Dallas haphazardly toyed with Carter running the option in preseason, which is kind of like those impalas running away from lions on the Discovery Channel. Not smart. The Cowboys went 5-11, as Carter (63.0 rating), Ryan Leaf, Anthony Wright and Clint Stoerner became barstool punchlines. Joey Galloway and Rocket Ismail were above-average speed receivers, but like in Miami, no Cowboys' receiver caught 60 balls. Joey Galloway and Rocket Ismail were two average, diminutive speedsters (50 receptions apiece), but the next best Cowboys wideout caught only 10 passes. Starting TE Jackie Harris? 15 receptions. Yikes.

Todd Collins
Like Rodgers, Collins was drafted as an eventual replacement to a legend. Buffalo took the strong-armed Michigan-product 45th overall in 1995, two years later he filled Jim Kelly's shoes. One year after that, Collins was gone. He barely cracked 2,000 yards with 13 touchdowns and 14 picks as the Bills – only a few years removed from four straight Super Bowls – went 6-10. In this case, the supporting cast cannot be blamed.
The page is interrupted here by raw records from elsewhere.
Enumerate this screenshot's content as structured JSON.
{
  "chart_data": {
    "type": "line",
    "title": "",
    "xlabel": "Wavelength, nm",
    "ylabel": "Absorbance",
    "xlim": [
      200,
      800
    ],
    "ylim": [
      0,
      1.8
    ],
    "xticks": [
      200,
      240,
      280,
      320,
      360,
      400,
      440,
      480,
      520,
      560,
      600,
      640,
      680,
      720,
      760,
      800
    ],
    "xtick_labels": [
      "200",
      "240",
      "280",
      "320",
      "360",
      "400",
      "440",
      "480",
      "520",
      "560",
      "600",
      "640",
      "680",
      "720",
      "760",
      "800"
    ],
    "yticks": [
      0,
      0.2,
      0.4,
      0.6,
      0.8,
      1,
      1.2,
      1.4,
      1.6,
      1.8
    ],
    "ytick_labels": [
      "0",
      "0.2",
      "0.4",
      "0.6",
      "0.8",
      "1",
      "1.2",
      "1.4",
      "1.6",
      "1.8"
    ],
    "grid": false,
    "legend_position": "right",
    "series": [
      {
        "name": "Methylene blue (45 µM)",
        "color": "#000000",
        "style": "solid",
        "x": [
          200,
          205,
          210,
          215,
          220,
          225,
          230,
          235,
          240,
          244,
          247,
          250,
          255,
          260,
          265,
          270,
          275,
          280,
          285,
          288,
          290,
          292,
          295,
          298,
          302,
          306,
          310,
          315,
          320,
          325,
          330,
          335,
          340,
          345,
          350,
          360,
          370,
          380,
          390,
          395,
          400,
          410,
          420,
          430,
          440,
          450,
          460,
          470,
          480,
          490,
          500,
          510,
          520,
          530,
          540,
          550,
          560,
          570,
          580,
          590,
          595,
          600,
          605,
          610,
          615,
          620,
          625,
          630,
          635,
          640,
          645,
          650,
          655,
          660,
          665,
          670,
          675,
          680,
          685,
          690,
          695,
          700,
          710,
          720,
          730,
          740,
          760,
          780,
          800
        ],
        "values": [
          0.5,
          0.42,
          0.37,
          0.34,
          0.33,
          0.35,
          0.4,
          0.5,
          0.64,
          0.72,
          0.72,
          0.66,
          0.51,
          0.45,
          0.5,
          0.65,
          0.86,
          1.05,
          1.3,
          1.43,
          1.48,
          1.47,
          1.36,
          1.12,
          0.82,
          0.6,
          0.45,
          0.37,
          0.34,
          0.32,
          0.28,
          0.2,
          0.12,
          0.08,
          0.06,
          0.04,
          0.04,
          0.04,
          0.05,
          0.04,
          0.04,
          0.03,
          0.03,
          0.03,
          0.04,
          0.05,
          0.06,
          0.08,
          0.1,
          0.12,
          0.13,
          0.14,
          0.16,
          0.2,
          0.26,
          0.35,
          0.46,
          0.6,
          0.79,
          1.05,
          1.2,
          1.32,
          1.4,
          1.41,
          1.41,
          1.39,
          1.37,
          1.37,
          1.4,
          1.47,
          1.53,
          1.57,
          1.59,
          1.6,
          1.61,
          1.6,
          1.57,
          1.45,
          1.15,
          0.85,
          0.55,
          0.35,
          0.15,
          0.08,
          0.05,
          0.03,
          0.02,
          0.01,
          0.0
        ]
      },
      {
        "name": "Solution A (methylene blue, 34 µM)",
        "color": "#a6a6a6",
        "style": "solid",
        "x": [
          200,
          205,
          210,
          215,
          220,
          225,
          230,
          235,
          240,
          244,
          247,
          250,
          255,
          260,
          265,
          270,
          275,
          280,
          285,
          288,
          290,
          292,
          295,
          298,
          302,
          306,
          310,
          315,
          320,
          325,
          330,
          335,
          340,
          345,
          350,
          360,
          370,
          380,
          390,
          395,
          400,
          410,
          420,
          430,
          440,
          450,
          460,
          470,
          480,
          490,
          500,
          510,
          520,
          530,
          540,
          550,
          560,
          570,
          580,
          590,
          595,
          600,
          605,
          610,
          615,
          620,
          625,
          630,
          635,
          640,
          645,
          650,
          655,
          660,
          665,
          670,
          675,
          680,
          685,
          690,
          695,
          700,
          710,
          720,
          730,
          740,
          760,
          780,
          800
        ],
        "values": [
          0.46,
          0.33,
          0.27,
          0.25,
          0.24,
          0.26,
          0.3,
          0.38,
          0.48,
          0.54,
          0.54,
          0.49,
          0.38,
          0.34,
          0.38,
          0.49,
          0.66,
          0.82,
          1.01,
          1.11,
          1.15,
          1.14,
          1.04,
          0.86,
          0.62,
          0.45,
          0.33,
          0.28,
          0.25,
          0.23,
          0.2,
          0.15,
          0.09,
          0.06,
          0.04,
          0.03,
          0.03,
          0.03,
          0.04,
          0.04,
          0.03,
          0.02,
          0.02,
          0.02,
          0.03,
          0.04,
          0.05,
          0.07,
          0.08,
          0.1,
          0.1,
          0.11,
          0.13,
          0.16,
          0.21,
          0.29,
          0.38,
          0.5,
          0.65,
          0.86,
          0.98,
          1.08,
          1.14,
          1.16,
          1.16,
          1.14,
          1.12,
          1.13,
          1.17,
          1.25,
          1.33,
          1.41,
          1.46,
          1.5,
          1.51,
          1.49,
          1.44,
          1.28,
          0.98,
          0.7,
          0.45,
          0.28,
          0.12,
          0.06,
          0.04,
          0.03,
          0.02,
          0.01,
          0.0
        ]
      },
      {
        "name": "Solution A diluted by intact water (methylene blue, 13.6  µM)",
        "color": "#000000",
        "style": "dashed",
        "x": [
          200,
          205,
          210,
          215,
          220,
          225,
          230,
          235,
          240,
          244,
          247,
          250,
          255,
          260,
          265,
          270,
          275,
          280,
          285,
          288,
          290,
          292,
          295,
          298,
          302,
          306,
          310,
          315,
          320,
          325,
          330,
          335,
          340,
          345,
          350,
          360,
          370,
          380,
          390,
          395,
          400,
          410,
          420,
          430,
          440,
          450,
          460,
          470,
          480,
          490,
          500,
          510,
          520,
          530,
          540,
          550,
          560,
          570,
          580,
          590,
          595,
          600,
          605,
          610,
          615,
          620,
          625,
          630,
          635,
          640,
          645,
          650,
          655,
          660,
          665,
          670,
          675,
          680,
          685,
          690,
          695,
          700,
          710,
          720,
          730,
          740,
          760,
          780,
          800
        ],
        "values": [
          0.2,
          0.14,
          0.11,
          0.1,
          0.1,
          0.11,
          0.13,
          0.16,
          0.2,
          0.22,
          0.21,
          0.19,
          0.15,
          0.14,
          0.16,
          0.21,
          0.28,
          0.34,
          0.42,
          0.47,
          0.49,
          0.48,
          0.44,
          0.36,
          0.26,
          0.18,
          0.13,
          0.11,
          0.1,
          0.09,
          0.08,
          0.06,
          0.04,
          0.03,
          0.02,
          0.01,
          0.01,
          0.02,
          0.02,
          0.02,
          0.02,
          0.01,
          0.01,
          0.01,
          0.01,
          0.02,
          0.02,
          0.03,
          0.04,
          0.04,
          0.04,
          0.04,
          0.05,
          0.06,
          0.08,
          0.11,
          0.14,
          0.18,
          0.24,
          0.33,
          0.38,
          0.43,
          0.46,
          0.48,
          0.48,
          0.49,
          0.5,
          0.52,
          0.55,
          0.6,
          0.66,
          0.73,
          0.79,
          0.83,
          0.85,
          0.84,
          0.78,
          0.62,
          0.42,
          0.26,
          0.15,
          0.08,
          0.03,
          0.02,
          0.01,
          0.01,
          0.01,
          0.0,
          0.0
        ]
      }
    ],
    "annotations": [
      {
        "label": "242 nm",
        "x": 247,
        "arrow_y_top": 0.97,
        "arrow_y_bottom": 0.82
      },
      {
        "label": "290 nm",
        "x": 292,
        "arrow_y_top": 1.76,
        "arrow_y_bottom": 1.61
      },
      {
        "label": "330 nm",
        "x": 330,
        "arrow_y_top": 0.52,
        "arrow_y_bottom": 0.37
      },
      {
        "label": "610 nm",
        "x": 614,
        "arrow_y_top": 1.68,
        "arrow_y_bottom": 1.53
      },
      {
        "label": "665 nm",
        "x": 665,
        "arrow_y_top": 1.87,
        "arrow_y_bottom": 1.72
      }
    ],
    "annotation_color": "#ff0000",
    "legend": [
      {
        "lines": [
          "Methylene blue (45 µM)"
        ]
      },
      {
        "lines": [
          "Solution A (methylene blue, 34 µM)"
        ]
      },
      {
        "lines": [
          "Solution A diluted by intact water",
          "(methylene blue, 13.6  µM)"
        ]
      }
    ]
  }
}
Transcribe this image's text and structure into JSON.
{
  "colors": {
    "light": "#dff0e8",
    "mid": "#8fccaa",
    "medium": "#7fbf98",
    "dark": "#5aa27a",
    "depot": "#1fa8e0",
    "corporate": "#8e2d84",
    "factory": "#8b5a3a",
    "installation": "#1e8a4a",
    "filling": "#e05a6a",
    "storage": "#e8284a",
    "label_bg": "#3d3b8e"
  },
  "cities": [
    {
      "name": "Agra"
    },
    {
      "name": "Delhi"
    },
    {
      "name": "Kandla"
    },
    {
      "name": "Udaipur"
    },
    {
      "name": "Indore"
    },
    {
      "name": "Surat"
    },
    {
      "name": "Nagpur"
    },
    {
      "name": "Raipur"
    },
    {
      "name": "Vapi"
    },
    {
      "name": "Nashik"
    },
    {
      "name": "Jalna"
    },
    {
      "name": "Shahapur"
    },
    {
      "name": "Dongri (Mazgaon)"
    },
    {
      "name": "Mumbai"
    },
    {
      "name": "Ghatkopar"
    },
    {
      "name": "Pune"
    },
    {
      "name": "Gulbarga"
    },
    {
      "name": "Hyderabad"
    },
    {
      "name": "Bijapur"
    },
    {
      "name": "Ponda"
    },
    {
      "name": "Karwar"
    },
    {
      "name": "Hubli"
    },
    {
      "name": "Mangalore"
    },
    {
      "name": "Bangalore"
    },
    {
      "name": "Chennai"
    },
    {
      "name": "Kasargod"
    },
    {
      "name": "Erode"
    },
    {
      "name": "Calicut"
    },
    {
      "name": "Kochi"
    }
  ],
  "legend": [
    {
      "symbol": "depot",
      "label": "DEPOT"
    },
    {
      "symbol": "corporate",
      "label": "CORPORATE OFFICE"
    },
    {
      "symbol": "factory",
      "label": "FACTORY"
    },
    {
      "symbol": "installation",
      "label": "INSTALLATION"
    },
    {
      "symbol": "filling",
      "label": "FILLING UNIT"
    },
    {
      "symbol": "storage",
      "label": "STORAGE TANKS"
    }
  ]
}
Andre Reed and Thurman Thomas were certainly on the downside of Canton-worthy careers. But one season after Collins was let go, the Bills made two straight postseasons with the same group. Still, Quinn Earley won't be mistaken for Jennings, and Lonnie Johnson isn't Donald Lee.

Brian Griese
Denver went from defending Super Bowl Champions to last place in the AFC West one season after John Elway retired. Much like Rodgers' current situation, Griese was given the keys to a Lexus. But this Lexus lost its engine early.

Denver started the season 0-4 and workhorse Terrell Davis tore his ACL and MCL in Week Four, never really giving Griese a fair shake. Maybe that's what Rodgers should fear most – injury. There isn't much behind Grant at running back. Could Rodgers carry a one-dimensional offense as Favre did early last season? Verdict's out. Griese couldn't do it.

Jeff Garcia
Maybe the best piece of foreshadowing Rodgers needs is in San Francisco. When one last concussion abruptly bounced Steve Young to the television booth, virtual no-name Jeff Garcia was handed the league's fastest-rising wide receiver (Terrell Owens), possibly the best wideout ever (Jerry Rice) and a duel-threat out of the backfield (Charlie Garner).

San Francisco's defense allowed the third-most points in the league, which kept the ‘Niners out of postseason contention, but Garcia went nuts: 4,278 yards, 31 touchdowns, 10 interceptions.

Rodgers has similar surrounding talent and the same offense to do the same.

Aside from the obvious disparity in surrounding talent from Collins, Griese, Fiedler and Carter, Rodgers grabs the baton in stride. He's immersed himself within McCarthy's quarterbacks school for three years, turned preseason snaps into playoff snaps and above all, stayed in Green Bay to soak up the offense during the offseason. Just this offseason he has invited Brohm and Matt Flynn to his home to review the offense. That's leadership.

Rodgers realized the magnitude of this opportunity years in advance. It's hardly a shock. Remember, Rodgers simply fell back asleep after hearing the news of Favre's retirement on his phone. Reality set in awhile back.

"I think that's one of the most underestimated parts of my game," Rodgers said. "I've spent the last three offseasons exclusively here and I've put in a lot of time and a lot of hard work into figuring out this offense. I think I'll be ready to go when we finally lace ‘em up for real.

"I know the pressure I'm under. I know who I'm following."